Chronicles of Brunonia

A fascinating collection of student-produced historical narratives (a number of them using materials from the Rhode Island Historical Society’s collections) are available at Brown University’s Chronicles of Brunonia website. The narratives are the final product of work done by students in Beth Taylor’s creative nonfiction writing workshops, and they draw their inspiration from primary-source materials at institutions like the Historical Society and Brown’s John Hay Library. The following is a list of stories that make use of RIHS materials (with précis provided by the authors):

  • “Charlotte Perkins Gilman; letters to Martha” (Abigail Rabinowitz)
    Starting in 1878, teenage friends on the East Side of Providence
    become inseparable, then go their separate ways when Martha weds. But even as Charlotte gains fame as the writer of The Yellow Wallpaper and as an activist for women’s rights, she never forgets Martha.
  • “Little Caesar(historical narrative)” (Austin Kennedy)
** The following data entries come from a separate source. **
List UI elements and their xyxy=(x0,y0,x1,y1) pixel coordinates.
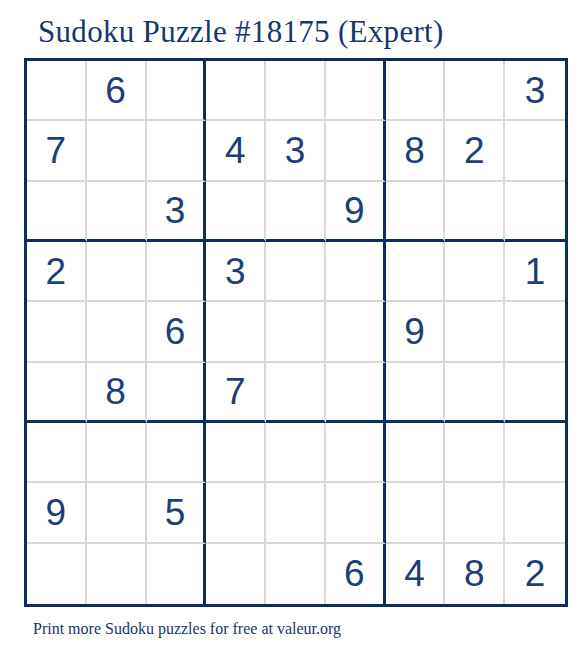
sudoku-cell-r1c1 xyxy=(27,61,87,121)
sudoku-cell-r2c5: 3 xyxy=(266,121,326,181)
sudoku-cell-r8c7 xyxy=(386,483,446,543)
sudoku-cell-r5c6 xyxy=(326,302,386,362)
sudoku-cell-r3c8 xyxy=(445,182,505,242)
sudoku-cell-r7c4 xyxy=(206,423,266,483)
sudoku-cell-r9c4 xyxy=(206,544,266,604)
sudoku-cell-r5c5 xyxy=(266,302,326,362)
footer-text: Print more Sudoku puzzles for free at va… xyxy=(33,619,341,639)
sudoku-cell-r3c5 xyxy=(266,182,326,242)
sudoku-cell-r5c4 xyxy=(206,302,266,362)
sudoku-cell-r5c3: 6 xyxy=(147,302,207,362)
sudoku-cell-r6c1 xyxy=(27,363,87,423)
sudoku-cell-r8c5 xyxy=(266,483,326,543)
sudoku-cell-r5c2 xyxy=(87,302,147,362)
sudoku-cell-r5c1 xyxy=(27,302,87,362)
sudoku-cell-r2c9 xyxy=(505,121,565,181)
sudoku-cell-r3c1 xyxy=(27,182,87,242)
sudoku-page: Sudoku Puzzle #18175 (Expert) 6374382392… xyxy=(0,0,580,651)
sudoku-cell-r8c2 xyxy=(87,483,147,543)
sudoku-grid: 6374382392316987956482 xyxy=(24,58,568,607)
sudoku-cell-r6c9 xyxy=(505,363,565,423)
sudoku-cell-r9c2 xyxy=(87,544,147,604)
sudoku-cell-r8c3: 5 xyxy=(147,483,207,543)
sudoku-cell-r8c9 xyxy=(505,483,565,543)
sudoku-cell-r7c5 xyxy=(266,423,326,483)
sudoku-cell-r4c5 xyxy=(266,242,326,302)
sudoku-cell-r1c7 xyxy=(386,61,446,121)
sudoku-cell-r2c7: 8 xyxy=(386,121,446,181)
sudoku-cell-r4c4: 3 xyxy=(206,242,266,302)
sudoku-cell-r9c6: 6 xyxy=(326,544,386,604)
sudoku-cell-r1c9: 3 xyxy=(505,61,565,121)
sudoku-cell-r5c8 xyxy=(445,302,505,362)
sudoku-cell-r6c3 xyxy=(147,363,207,423)
sudoku-cell-r6c5 xyxy=(266,363,326,423)
sudoku-cell-r1c3 xyxy=(147,61,207,121)
sudoku-cell-r7c7 xyxy=(386,423,446,483)
sudoku-cell-r2c1: 7 xyxy=(27,121,87,181)
sudoku-cell-r3c2 xyxy=(87,182,147,242)
sudoku-cell-r4c7 xyxy=(386,242,446,302)
sudoku-cell-r3c9 xyxy=(505,182,565,242)
sudoku-cell-r3c3: 3 xyxy=(147,182,207,242)
sudoku-cell-r8c6 xyxy=(326,483,386,543)
sudoku-cell-r8c1: 9 xyxy=(27,483,87,543)
sudoku-cell-r8c4 xyxy=(206,483,266,543)
sudoku-cell-r4c9: 1 xyxy=(505,242,565,302)
sudoku-cell-r6c2: 8 xyxy=(87,363,147,423)
sudoku-cell-r8c8 xyxy=(445,483,505,543)
sudoku-cell-r5c9 xyxy=(505,302,565,362)
sudoku-cell-r9c3 xyxy=(147,544,207,604)
sudoku-cell-r4c3 xyxy=(147,242,207,302)
sudoku-cell-r1c2: 6 xyxy=(87,61,147,121)
sudoku-cell-r9c9: 2 xyxy=(505,544,565,604)
sudoku-cell-r3c6: 9 xyxy=(326,182,386,242)
sudoku-cell-r2c4: 4 xyxy=(206,121,266,181)
sudoku-cell-r2c8: 2 xyxy=(445,121,505,181)
sudoku-cell-r5c7: 9 xyxy=(386,302,446,362)
sudoku-cell-r4c2 xyxy=(87,242,147,302)
sudoku-cell-r2c2 xyxy=(87,121,147,181)
sudoku-cell-r6c7 xyxy=(386,363,446,423)
sudoku-cell-r9c1 xyxy=(27,544,87,604)
sudoku-cell-r1c5 xyxy=(266,61,326,121)
sudoku-cell-r2c3 xyxy=(147,121,207,181)
sudoku-cell-r1c8 xyxy=(445,61,505,121)
sudoku-cell-r6c4: 7 xyxy=(206,363,266,423)
sudoku-cell-r7c1 xyxy=(27,423,87,483)
sudoku-cell-r3c7 xyxy=(386,182,446,242)
sudoku-cell-r4c6 xyxy=(326,242,386,302)
sudoku-cell-r7c9 xyxy=(505,423,565,483)
sudoku-cell-r7c8 xyxy=(445,423,505,483)
sudoku-cell-r6c6 xyxy=(326,363,386,423)
sudoku-cell-r2c6 xyxy=(326,121,386,181)
sudoku-cell-r1c6 xyxy=(326,61,386,121)
sudoku-cell-r9c5 xyxy=(266,544,326,604)
sudoku-cell-r3c4 xyxy=(206,182,266,242)
sudoku-cell-r7c2 xyxy=(87,423,147,483)
sudoku-cell-r6c8 xyxy=(445,363,505,423)
page-title: Sudoku Puzzle #18175 (Expert) xyxy=(38,14,444,50)
sudoku-cell-r4c8 xyxy=(445,242,505,302)
sudoku-cell-r4c1: 2 xyxy=(27,242,87,302)
sudoku-cell-r7c6 xyxy=(326,423,386,483)
sudoku-cell-r7c3 xyxy=(147,423,207,483)
sudoku-cell-r9c7: 4 xyxy=(386,544,446,604)
sudoku-cell-r9c8: 8 xyxy=(445,544,505,604)
sudoku-cell-r1c4 xyxy=(206,61,266,121)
    The Diary of Giuseppe Zambarano offers a glimpse into the life of a
    young immigrant from Italy in the late 1800s, who builds a business
    and family on Federal Hill in Providence.
  • “Lucy and the Chinese bandits” (Meryl Rothstein)
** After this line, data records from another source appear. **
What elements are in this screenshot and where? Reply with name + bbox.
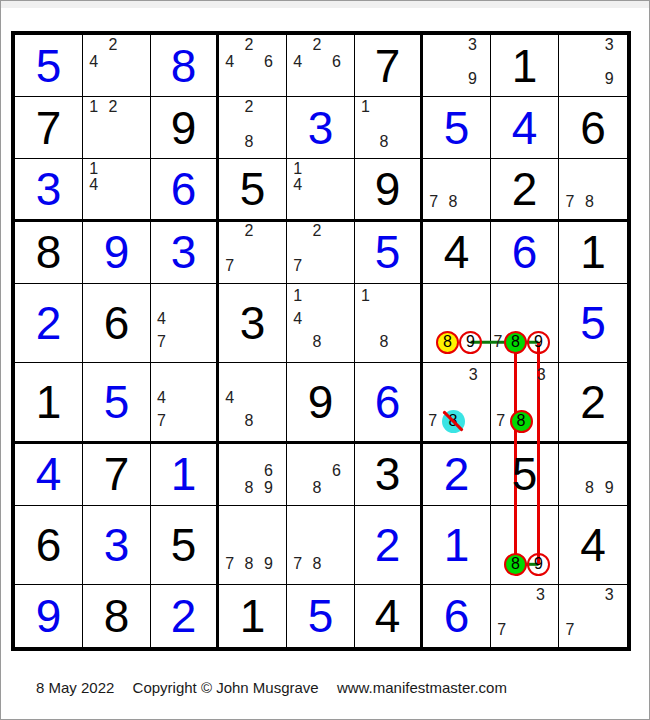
cell-r6c3[interactable]: 47 bbox=[151, 363, 219, 444]
empty-candidate-slot bbox=[393, 116, 412, 133]
cell-r2c7[interactable]: 5 bbox=[423, 97, 491, 159]
cell-r9c8[interactable]: 37 bbox=[491, 585, 559, 647]
cell-r5c3[interactable]: 47 bbox=[151, 284, 219, 363]
given-digit: 8 bbox=[83, 585, 150, 647]
candidate-2[interactable]: 2 bbox=[307, 36, 326, 53]
empty-candidate-slot bbox=[103, 133, 122, 150]
cell-r5c8[interactable]: 789 bbox=[491, 284, 559, 363]
candidate-8[interactable]: 8 bbox=[443, 194, 462, 211]
solved-digit: 5 bbox=[559, 284, 627, 362]
empty-candidate-slot bbox=[393, 308, 412, 331]
empty-candidate-slot bbox=[375, 285, 394, 308]
candidate-7[interactable]: 7 bbox=[424, 410, 442, 433]
given-digit: 2 bbox=[559, 363, 627, 441]
empty-candidate-slot bbox=[531, 604, 550, 622]
cell-r2c9[interactable]: 6 bbox=[559, 97, 627, 159]
empty-candidate-slot bbox=[327, 257, 346, 274]
empty-candidate-slot bbox=[463, 194, 482, 211]
empty-candidate-slot bbox=[327, 240, 346, 257]
cell-r5c7[interactable]: 89 bbox=[423, 284, 491, 363]
solved-digit: 3 bbox=[83, 506, 150, 584]
empty-candidate-slot bbox=[393, 285, 412, 308]
cell-r2c3[interactable]: 9 bbox=[151, 97, 219, 159]
cell-r3c5[interactable]: 14 bbox=[287, 159, 355, 221]
given-digit: 6 bbox=[15, 506, 82, 584]
pencil-marks: 378 bbox=[491, 363, 558, 441]
empty-candidate-slot bbox=[580, 604, 600, 622]
empty-candidate-slot bbox=[560, 71, 580, 88]
given-digit: 9 bbox=[287, 363, 354, 441]
pencil-marks: 28 bbox=[219, 97, 286, 158]
cell-r5c6[interactable]: 18 bbox=[355, 284, 423, 363]
candidate-8[interactable]: 8 bbox=[307, 331, 326, 354]
empty-candidate-slot bbox=[599, 445, 619, 462]
cell-r1c7[interactable]: 39 bbox=[423, 35, 491, 97]
empty-candidate-slot bbox=[580, 462, 600, 479]
empty-candidate-slot bbox=[189, 331, 208, 354]
empty-candidate-slot bbox=[599, 621, 619, 639]
cell-r4c8[interactable]: 6 bbox=[491, 222, 559, 284]
empty-candidate-slot bbox=[288, 223, 307, 240]
candidate-3[interactable]: 3 bbox=[463, 36, 482, 53]
candidate-7[interactable]: 7 bbox=[492, 621, 511, 639]
pencil-marks: 47 bbox=[151, 363, 216, 441]
empty-candidate-slot bbox=[171, 364, 190, 387]
cell-r3c3[interactable]: 6 bbox=[151, 159, 219, 221]
cell-r4c9[interactable]: 1 bbox=[559, 222, 627, 284]
candidate-8[interactable]: 8 bbox=[375, 133, 394, 150]
empty-candidate-slot bbox=[531, 621, 550, 639]
empty-candidate-slot bbox=[599, 462, 619, 479]
ring-circle-mark: 9 bbox=[459, 331, 482, 354]
empty-candidate-slot bbox=[288, 331, 307, 354]
candidate-3[interactable]: 3 bbox=[599, 586, 619, 604]
cell-r2c1[interactable]: 7 bbox=[15, 97, 83, 159]
empty-candidate-slot bbox=[259, 223, 278, 240]
candidate-7[interactable]: 7 bbox=[220, 553, 239, 576]
cell-r6c7[interactable]: 378 bbox=[423, 363, 491, 444]
solved-digit: 1 bbox=[423, 506, 490, 584]
candidate-7[interactable]: 7 bbox=[492, 410, 510, 433]
cell-r8c2[interactable]: 3 bbox=[83, 506, 151, 585]
candidate-8[interactable]: 8 bbox=[375, 331, 394, 354]
empty-candidate-slot bbox=[327, 553, 346, 576]
empty-candidate-slot bbox=[424, 53, 443, 70]
candidate-4[interactable]: 4 bbox=[152, 387, 171, 410]
candidate-4[interactable]: 4 bbox=[152, 308, 171, 331]
footer-copyright: Copyright © John Musgrave bbox=[133, 679, 319, 696]
empty-candidate-slot bbox=[580, 177, 600, 194]
empty-candidate-slot bbox=[220, 410, 239, 433]
cell-r2c8[interactable]: 4 bbox=[491, 97, 559, 159]
empty-candidate-slot bbox=[123, 160, 142, 177]
cell-r7c7[interactable]: 2 bbox=[423, 444, 491, 506]
cell-r4c4[interactable]: 27 bbox=[219, 222, 287, 284]
cell-r3c4[interactable]: 5 bbox=[219, 159, 287, 221]
pencil-marks: 14 bbox=[83, 159, 150, 218]
ring-circle-mark: 9 bbox=[527, 331, 550, 354]
candidate-1[interactable]: 1 bbox=[356, 285, 375, 308]
candidate-7[interactable]: 7 bbox=[288, 257, 307, 274]
candidate-2[interactable]: 2 bbox=[239, 98, 258, 115]
cell-r7c8[interactable]: 5 bbox=[491, 444, 559, 506]
candidate-7[interactable]: 7 bbox=[424, 194, 443, 211]
cell-r1c9[interactable]: 39 bbox=[559, 35, 627, 97]
candidate-6[interactable]: 6 bbox=[327, 53, 346, 70]
candidate-9[interactable]: 9 bbox=[459, 331, 482, 354]
empty-candidate-slot bbox=[560, 462, 580, 479]
empty-candidate-slot bbox=[288, 530, 307, 553]
cell-r7c1[interactable]: 4 bbox=[15, 444, 83, 506]
pencil-marks: 689 bbox=[219, 444, 286, 505]
cell-r6c9[interactable]: 2 bbox=[559, 363, 627, 444]
cell-r4c3[interactable]: 3 bbox=[151, 222, 219, 284]
candidate-9[interactable]: 9 bbox=[527, 331, 550, 354]
cell-r7c5[interactable]: 68 bbox=[287, 444, 355, 506]
empty-candidate-slot bbox=[463, 53, 482, 70]
candidate-7[interactable]: 7 bbox=[152, 410, 171, 433]
empty-candidate-slot bbox=[436, 308, 459, 331]
candidate-9[interactable]: 9 bbox=[599, 71, 619, 88]
solved-digit: 3 bbox=[287, 97, 354, 158]
candidate-6[interactable]: 6 bbox=[327, 462, 346, 479]
cell-r1c6[interactable]: 7 bbox=[355, 35, 423, 97]
candidate-3[interactable]: 3 bbox=[531, 586, 550, 604]
empty-candidate-slot bbox=[259, 116, 278, 133]
empty-candidate-slot bbox=[171, 331, 190, 354]
footer: 8 May 2022 Copyright © John Musgrave www… bbox=[36, 679, 521, 696]
cell-r5c1[interactable]: 2 bbox=[15, 284, 83, 363]
candidate-7[interactable]: 7 bbox=[152, 331, 171, 354]
empty-candidate-slot bbox=[424, 387, 442, 410]
empty-candidate-slot bbox=[504, 507, 527, 530]
candidate-1[interactable]: 1 bbox=[356, 98, 375, 115]
footer-website[interactable]: www.manifestmaster.com bbox=[337, 679, 507, 696]
empty-candidate-slot bbox=[424, 308, 436, 331]
empty-candidate-slot bbox=[307, 71, 326, 88]
pencil-marks: 47 bbox=[151, 284, 216, 362]
empty-candidate-slot bbox=[239, 387, 258, 410]
candidate-3[interactable]: 3 bbox=[533, 364, 551, 387]
cell-r8c3[interactable]: 5 bbox=[151, 506, 219, 585]
empty-candidate-slot bbox=[599, 177, 619, 194]
empty-candidate-slot bbox=[327, 71, 346, 88]
candidate-4[interactable]: 4 bbox=[288, 308, 307, 331]
given-digit: 7 bbox=[83, 444, 150, 505]
candidate-8[interactable]: 8 bbox=[239, 479, 258, 496]
empty-candidate-slot bbox=[580, 586, 600, 604]
empty-candidate-slot bbox=[492, 387, 510, 410]
elimination-slash-icon bbox=[442, 411, 463, 432]
cell-r9c2[interactable]: 8 bbox=[83, 585, 151, 647]
candidate-9[interactable]: 9 bbox=[259, 479, 278, 496]
cell-r9c1[interactable]: 9 bbox=[15, 585, 83, 647]
empty-candidate-slot bbox=[459, 308, 482, 331]
cell-r9c9[interactable]: 37 bbox=[559, 585, 627, 647]
cell-r1c1[interactable]: 5 bbox=[15, 35, 83, 97]
candidate-1[interactable]: 1 bbox=[84, 98, 103, 115]
cell-r3c6[interactable]: 9 bbox=[355, 159, 423, 221]
candidate-8[interactable]: 8 bbox=[307, 553, 326, 576]
solved-digit: 3 bbox=[151, 222, 216, 283]
empty-candidate-slot bbox=[220, 223, 239, 240]
empty-candidate-slot bbox=[239, 257, 258, 274]
candidate-8[interactable]: 8 bbox=[580, 479, 600, 496]
empty-candidate-slot bbox=[220, 507, 239, 530]
empty-candidate-slot bbox=[220, 530, 239, 553]
empty-candidate-slot bbox=[288, 71, 307, 88]
candidate-8[interactable]: 8 bbox=[504, 553, 527, 576]
empty-candidate-slot bbox=[442, 364, 465, 387]
candidate-1[interactable]: 1 bbox=[288, 285, 307, 308]
empty-candidate-slot bbox=[580, 621, 600, 639]
empty-candidate-slot bbox=[239, 116, 258, 133]
empty-candidate-slot bbox=[327, 160, 346, 177]
cell-r6c1[interactable]: 1 bbox=[15, 363, 83, 444]
candidate-2[interactable]: 2 bbox=[103, 98, 122, 115]
empty-candidate-slot bbox=[527, 308, 550, 331]
cell-r9c5[interactable]: 5 bbox=[287, 585, 355, 647]
cell-r2c6[interactable]: 18 bbox=[355, 97, 423, 159]
cell-r6c2[interactable]: 5 bbox=[83, 363, 151, 444]
pencil-marks: 24 bbox=[83, 35, 150, 96]
cell-r9c4[interactable]: 1 bbox=[219, 585, 287, 647]
candidate-7[interactable]: 7 bbox=[560, 621, 580, 639]
empty-candidate-slot bbox=[599, 53, 619, 70]
empty-candidate-slot bbox=[356, 133, 375, 150]
cell-r4c2[interactable]: 9 bbox=[83, 222, 151, 284]
solved-digit: 3 bbox=[15, 159, 82, 218]
empty-candidate-slot bbox=[189, 308, 208, 331]
empty-candidate-slot bbox=[560, 604, 580, 622]
candidate-4[interactable]: 4 bbox=[288, 177, 307, 194]
cell-r2c4[interactable]: 28 bbox=[219, 97, 287, 159]
empty-candidate-slot bbox=[393, 331, 412, 354]
empty-candidate-slot bbox=[288, 479, 307, 496]
candidate-7[interactable]: 7 bbox=[288, 553, 307, 576]
empty-candidate-slot bbox=[492, 285, 504, 308]
candidate-7[interactable]: 7 bbox=[492, 331, 504, 354]
cell-r7c9[interactable]: 89 bbox=[559, 444, 627, 506]
empty-candidate-slot bbox=[492, 507, 504, 530]
candidate-4[interactable]: 4 bbox=[288, 53, 307, 70]
empty-candidate-slot bbox=[560, 160, 580, 177]
cell-r5c4[interactable]: 3 bbox=[219, 284, 287, 363]
cell-r1c3[interactable]: 8 bbox=[151, 35, 219, 97]
cell-r9c6[interactable]: 4 bbox=[355, 585, 423, 647]
cell-r6c8[interactable]: 378 bbox=[491, 363, 559, 444]
empty-candidate-slot bbox=[103, 160, 122, 177]
solved-digit: 9 bbox=[15, 585, 82, 647]
empty-candidate-slot bbox=[259, 133, 278, 150]
empty-candidate-slot bbox=[220, 364, 239, 387]
given-digit: 6 bbox=[559, 97, 627, 158]
solved-digit: 2 bbox=[355, 506, 420, 584]
candidate-8[interactable]: 8 bbox=[239, 133, 258, 150]
pencil-marks: 37 bbox=[559, 585, 627, 647]
empty-candidate-slot bbox=[443, 53, 462, 70]
candidate-9[interactable]: 9 bbox=[527, 553, 550, 576]
cell-r5c5[interactable]: 148 bbox=[287, 284, 355, 363]
candidate-2[interactable]: 2 bbox=[307, 223, 326, 240]
cell-r4c5[interactable]: 27 bbox=[287, 222, 355, 284]
cell-r8c1[interactable]: 6 bbox=[15, 506, 83, 585]
candidate-7[interactable]: 7 bbox=[220, 257, 239, 274]
cell-r3c8[interactable]: 2 bbox=[491, 159, 559, 221]
solved-digit: 4 bbox=[491, 97, 558, 158]
empty-candidate-slot bbox=[103, 116, 122, 133]
cell-r1c5[interactable]: 246 bbox=[287, 35, 355, 97]
given-digit: 3 bbox=[355, 444, 420, 505]
cell-r1c8[interactable]: 1 bbox=[491, 35, 559, 97]
cell-r7c2[interactable]: 7 bbox=[83, 444, 151, 506]
candidate-4[interactable]: 4 bbox=[220, 53, 239, 70]
empty-candidate-slot bbox=[327, 445, 346, 462]
cell-r4c1[interactable]: 8 bbox=[15, 222, 83, 284]
cell-r6c5[interactable]: 9 bbox=[287, 363, 355, 444]
empty-candidate-slot bbox=[220, 133, 239, 150]
candidate-9[interactable]: 9 bbox=[259, 553, 278, 576]
cell-r9c7[interactable]: 6 bbox=[423, 585, 491, 647]
cell-r6c4[interactable]: 48 bbox=[219, 363, 287, 444]
solved-digit: 6 bbox=[355, 363, 420, 441]
given-digit: 7 bbox=[355, 35, 420, 96]
empty-candidate-slot bbox=[424, 364, 442, 387]
empty-candidate-slot bbox=[259, 410, 278, 433]
empty-candidate-slot bbox=[152, 285, 171, 308]
sudoku-board: 5248246246739139712928318546314651497827… bbox=[11, 31, 631, 651]
candidate-8[interactable]: 8 bbox=[436, 331, 459, 354]
given-digit: 4 bbox=[559, 506, 627, 584]
candidate-7[interactable]: 7 bbox=[560, 194, 580, 211]
candidate-9[interactable]: 9 bbox=[463, 71, 482, 88]
candidate-9[interactable]: 9 bbox=[599, 479, 619, 496]
empty-candidate-slot bbox=[220, 36, 239, 53]
candidate-8[interactable]: 8 bbox=[504, 331, 527, 354]
cell-r2c5[interactable]: 3 bbox=[287, 97, 355, 159]
candidate-8[interactable]: 8 bbox=[239, 553, 258, 576]
candidate-2[interactable]: 2 bbox=[103, 36, 122, 53]
cell-r2c2[interactable]: 12 bbox=[83, 97, 151, 159]
candidate-4[interactable]: 4 bbox=[84, 53, 103, 70]
empty-candidate-slot bbox=[288, 445, 307, 462]
cell-r7c4[interactable]: 689 bbox=[219, 444, 287, 506]
empty-candidate-slot bbox=[580, 445, 600, 462]
candidate-8[interactable]: 8 bbox=[510, 410, 533, 433]
cell-r8c6[interactable]: 2 bbox=[355, 506, 423, 585]
empty-candidate-slot bbox=[327, 331, 346, 354]
empty-candidate-slot bbox=[220, 98, 239, 115]
empty-candidate-slot bbox=[239, 507, 258, 530]
empty-candidate-slot bbox=[492, 553, 504, 576]
empty-candidate-slot bbox=[103, 194, 122, 211]
cell-r8c4[interactable]: 789 bbox=[219, 506, 287, 585]
cell-r5c9[interactable]: 5 bbox=[559, 284, 627, 363]
empty-candidate-slot bbox=[560, 479, 580, 496]
candidate-1[interactable]: 1 bbox=[84, 160, 103, 177]
given-digit: 2 bbox=[491, 159, 558, 218]
solved-digit: 9 bbox=[83, 222, 150, 283]
pencil-marks: 246 bbox=[287, 35, 354, 96]
empty-candidate-slot bbox=[307, 445, 326, 462]
empty-candidate-slot bbox=[288, 507, 307, 530]
empty-candidate-slot bbox=[84, 36, 103, 53]
empty-candidate-slot bbox=[103, 71, 122, 88]
cell-r8c8[interactable]: 89 bbox=[491, 506, 559, 585]
candidate-6[interactable]: 6 bbox=[259, 462, 278, 479]
candidate-8[interactable]: 8 bbox=[580, 194, 600, 211]
cell-r6c6[interactable]: 6 bbox=[355, 363, 423, 444]
yellow-circle-mark: 8 bbox=[436, 331, 459, 354]
cell-r3c2[interactable]: 14 bbox=[83, 159, 151, 221]
cell-r8c5[interactable]: 78 bbox=[287, 506, 355, 585]
candidate-1[interactable]: 1 bbox=[288, 160, 307, 177]
cell-r3c9[interactable]: 78 bbox=[559, 159, 627, 221]
cell-r9c3[interactable]: 2 bbox=[151, 585, 219, 647]
cell-r5c2[interactable]: 6 bbox=[83, 284, 151, 363]
empty-candidate-slot bbox=[123, 177, 142, 194]
candidate-3[interactable]: 3 bbox=[599, 36, 619, 53]
candidate-8[interactable]: 8 bbox=[239, 410, 258, 433]
solved-digit: 2 bbox=[15, 284, 82, 362]
cell-r7c6[interactable]: 3 bbox=[355, 444, 423, 506]
solved-digit: 5 bbox=[15, 35, 82, 96]
empty-candidate-slot bbox=[527, 507, 550, 530]
given-digit: 4 bbox=[423, 222, 490, 283]
solved-digit: 5 bbox=[83, 363, 150, 441]
given-digit: 4 bbox=[355, 585, 420, 647]
cell-r4c6[interactable]: 5 bbox=[355, 222, 423, 284]
candidate-8[interactable]: 8 bbox=[442, 410, 465, 433]
cell-r4c7[interactable]: 4 bbox=[423, 222, 491, 284]
empty-candidate-slot bbox=[220, 116, 239, 133]
empty-candidate-slot bbox=[424, 36, 443, 53]
cell-r8c9[interactable]: 4 bbox=[559, 506, 627, 585]
candidate-4[interactable]: 4 bbox=[220, 387, 239, 410]
empty-candidate-slot bbox=[492, 530, 504, 553]
candidate-2[interactable]: 2 bbox=[239, 36, 258, 53]
candidate-4[interactable]: 4 bbox=[84, 177, 103, 194]
empty-candidate-slot bbox=[123, 53, 142, 70]
empty-candidate-slot bbox=[560, 36, 580, 53]
empty-candidate-slot bbox=[424, 160, 443, 177]
solved-digit: 4 bbox=[15, 444, 82, 505]
cell-r3c1[interactable]: 3 bbox=[15, 159, 83, 221]
cell-r7c3[interactable]: 1 bbox=[151, 444, 219, 506]
empty-candidate-slot bbox=[239, 462, 258, 479]
candidate-6[interactable]: 6 bbox=[259, 53, 278, 70]
empty-candidate-slot bbox=[511, 604, 530, 622]
given-digit: 9 bbox=[355, 159, 420, 218]
candidate-3[interactable]: 3 bbox=[465, 364, 483, 387]
empty-candidate-slot bbox=[84, 133, 103, 150]
empty-candidate-slot bbox=[220, 445, 239, 462]
pencil-marks: 39 bbox=[423, 35, 490, 96]
empty-candidate-slot bbox=[307, 285, 326, 308]
cell-r8c7[interactable]: 1 bbox=[423, 506, 491, 585]
cell-r3c7[interactable]: 78 bbox=[423, 159, 491, 221]
empty-candidate-slot bbox=[560, 586, 580, 604]
pencil-marks: 89 bbox=[491, 506, 558, 584]
empty-candidate-slot bbox=[84, 194, 103, 211]
empty-candidate-slot bbox=[442, 387, 465, 410]
empty-candidate-slot bbox=[560, 53, 580, 70]
candidate-2[interactable]: 2 bbox=[239, 223, 258, 240]
cell-r1c2[interactable]: 24 bbox=[83, 35, 151, 97]
cell-r1c4[interactable]: 246 bbox=[219, 35, 287, 97]
candidate-8[interactable]: 8 bbox=[307, 479, 326, 496]
given-digit: 8 bbox=[15, 222, 82, 283]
    Lucy Truman Aldrich, born in 1869 to a prominent Rhode Island family, travels to China in 1923 and is kidnapped by bandits.
  • “Miss Edna Krouner at Vassar in 1908” (Elizabeth Loeb)
    Miss Edna Krouner, of Wakefield, Rhode Island, embarks on her first
    year at Vassar College and learns about everything from crushes to
    Marxism and the Vote for Women.
  • “Mutiny! A high seas misadventure” (John Sheehy)
    A tale of piracy aboard the Vineyard, a brig, that set sail from New
    Orleans to Philadelphia on November 9, 1830.
  • “Providence’s Black Chinese; a love story” (Luke Tsai)
    In 1901, Chung Yik, one of the city’s “best-known Chinese
    restauranteurs” and his wife, Cynthia Monki, survived the burning of
    their Charles Street apartment.
  • “Searching for home; accounts of a sea captain’s wife” (Stephanie Bernhard)
    Cynthia Sprague Congdon’s tales of being aboard ship then recording
    her life in East Greenwich, R.I. when she received word that her
    husband was lost at sea during a storm
  • “States of mind; the founding of Rhode Island’s first hospital
    (Alex Eichler)
    The story of the founding of Butler Hospital in Providence, R.I. or,
    as it was originally called, Butler Hospital for the Insane.
  • “Stories from the Good Doctor’s farm; colonial southern Rhode Island
    (Alison Klayman)
    For a short period in the mid-18th century, the MacSparren farm
    flourished at the hands of an assortment of free, enslaved and
    indentured workers. In such a small-scale plantation, typical of
    colonial southern Rhode Island, the social hierarchy was constantly
    repositioning itself to accommodate emerging colonial ideas about
    race, sex, and religion. This story, based on the diary of Reverend
    MacSparren and other historical documents, imagines the personal
    relationships between those who worked and lived in such close quarters.
  • “The things they planted” (Molly Jacobson)
    Almost four hundred years ago, Roger Williams and his companions
    paddled down the Seekonk River and landed on the Rhode Island shore. Surrounded by wilderness, with no outside aid and scarce resources, these first settlers slowly raised their farms and homesteads, scavenged for food, and drafted laws for their community.
  • “The vampire disease” (Victoria Chao)
    At the turn of the century, a deadly disease swept Europe and the
    Eastern United States. In the span of four years, George Brown, a
    farmer in rural Rhode Island, lost his wife and two daughters to the
    disease. Faced with the prospect of losing his only son, George is
    convinced to seek and destroy the alleged vampire responsible for
    these deaths…
  • “Waiting, 1938” (Alice Lovejoy)
    The story of the famous hurricane of 1938 as revealed by the
    meticulous notes of David Patten, managing editor of the Providence
    Evening Bulletin
    at the time.
  • “The wreck of the Bark Montgomery; an East Greenwich family at home and at sea” (Margo Irvin)
    The story of a storm at sea from both the point of view of the
    captain, John Congdon, and his wife on shore, Cynthia.